There does exist a pirate who went by Calico Jack; he was, however, a slave who escaped his master Frederick Philipse and joined a ship bound for Madagascar in 1694. There was also a notable thief named Sarah Wells who went by Calico Sarah.

==Legacy==
Despite a career of only 61 days and only taking a handful of ships, John Rackham is among the most famous pirates of the Golden Age of Piracy, primarily due to having two female crew members, and the influence of his fictitious flag and nickname.
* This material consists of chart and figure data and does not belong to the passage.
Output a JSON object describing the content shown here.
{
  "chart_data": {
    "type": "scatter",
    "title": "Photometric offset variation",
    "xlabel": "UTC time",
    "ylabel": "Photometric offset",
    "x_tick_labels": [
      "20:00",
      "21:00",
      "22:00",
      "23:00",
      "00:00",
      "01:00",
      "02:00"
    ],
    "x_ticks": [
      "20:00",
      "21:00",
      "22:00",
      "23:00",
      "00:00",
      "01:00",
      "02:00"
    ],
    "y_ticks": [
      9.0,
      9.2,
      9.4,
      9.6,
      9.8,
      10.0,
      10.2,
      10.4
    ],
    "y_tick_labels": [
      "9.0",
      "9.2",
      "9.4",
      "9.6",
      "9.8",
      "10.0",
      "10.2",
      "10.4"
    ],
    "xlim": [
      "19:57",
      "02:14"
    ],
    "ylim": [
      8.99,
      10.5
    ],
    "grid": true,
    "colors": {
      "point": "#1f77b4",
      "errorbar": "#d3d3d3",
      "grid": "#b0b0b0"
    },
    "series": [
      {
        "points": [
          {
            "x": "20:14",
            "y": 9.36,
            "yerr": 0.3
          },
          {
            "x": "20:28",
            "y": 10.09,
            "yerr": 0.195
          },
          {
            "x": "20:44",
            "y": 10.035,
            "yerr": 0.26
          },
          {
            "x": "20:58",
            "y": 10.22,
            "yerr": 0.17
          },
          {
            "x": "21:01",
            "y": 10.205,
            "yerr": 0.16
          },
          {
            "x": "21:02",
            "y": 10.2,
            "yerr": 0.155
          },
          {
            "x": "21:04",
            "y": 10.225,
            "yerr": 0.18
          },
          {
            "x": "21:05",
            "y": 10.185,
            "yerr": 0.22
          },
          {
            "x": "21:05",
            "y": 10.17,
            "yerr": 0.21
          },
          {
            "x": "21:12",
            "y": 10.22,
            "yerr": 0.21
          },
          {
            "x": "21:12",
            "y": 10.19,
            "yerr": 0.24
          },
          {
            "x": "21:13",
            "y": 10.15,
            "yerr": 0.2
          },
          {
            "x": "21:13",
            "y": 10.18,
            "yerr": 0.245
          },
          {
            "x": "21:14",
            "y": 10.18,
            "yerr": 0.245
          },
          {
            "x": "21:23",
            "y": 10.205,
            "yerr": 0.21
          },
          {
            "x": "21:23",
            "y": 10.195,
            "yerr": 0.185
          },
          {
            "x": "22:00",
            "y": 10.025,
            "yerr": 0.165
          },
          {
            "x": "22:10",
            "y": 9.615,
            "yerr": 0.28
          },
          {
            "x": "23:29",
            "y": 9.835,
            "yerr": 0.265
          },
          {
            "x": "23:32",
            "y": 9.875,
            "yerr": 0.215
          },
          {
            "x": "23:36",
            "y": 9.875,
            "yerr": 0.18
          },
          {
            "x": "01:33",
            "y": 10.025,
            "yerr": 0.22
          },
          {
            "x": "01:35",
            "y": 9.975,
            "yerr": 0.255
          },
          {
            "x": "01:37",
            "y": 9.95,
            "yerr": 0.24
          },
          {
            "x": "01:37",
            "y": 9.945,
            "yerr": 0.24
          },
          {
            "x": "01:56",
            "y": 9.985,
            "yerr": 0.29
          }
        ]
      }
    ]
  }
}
By the 21st century, Rackham has appeared in hundreds of books, movies, TV programs, and video games.

===In popular culture===

The following is not an exhaustive list:
- Rackham is featured in the 2013 video game Assassin's Creed IV: Black Flag as a side character and minor antagonist, voiced by O-T Fagbenle.
- Rackham is one of the major characters in the 2014 Starz television series Black Sails, portrayed by Toby Schmitz.
- Rackham is a character in The Pyrates, by George MacDonald Fraser.
- Rackham is one of nine historical pirates to appear as enemies in Sid Meier's Pirates!
- Rackham is one of sixteen historical pirates selectable as "Pirate King" in Tropico 2: Pirate Cove
- The German heavy metal band Running Wild released a song named "Calico Jack" on their 1988 album Port Royal.
- The pirate Red Rackham (in the Tintin story Red Rackham's Treasure) is named after John Rackham.
- In the manga One Piece, the character Calico Yorki is inspired by Rackham.
- In Our Flag Means Death, Calico Jack (played by Will Arnett) appears as an old friend of Blackbeard's in episode 8 "We Gull Way Back".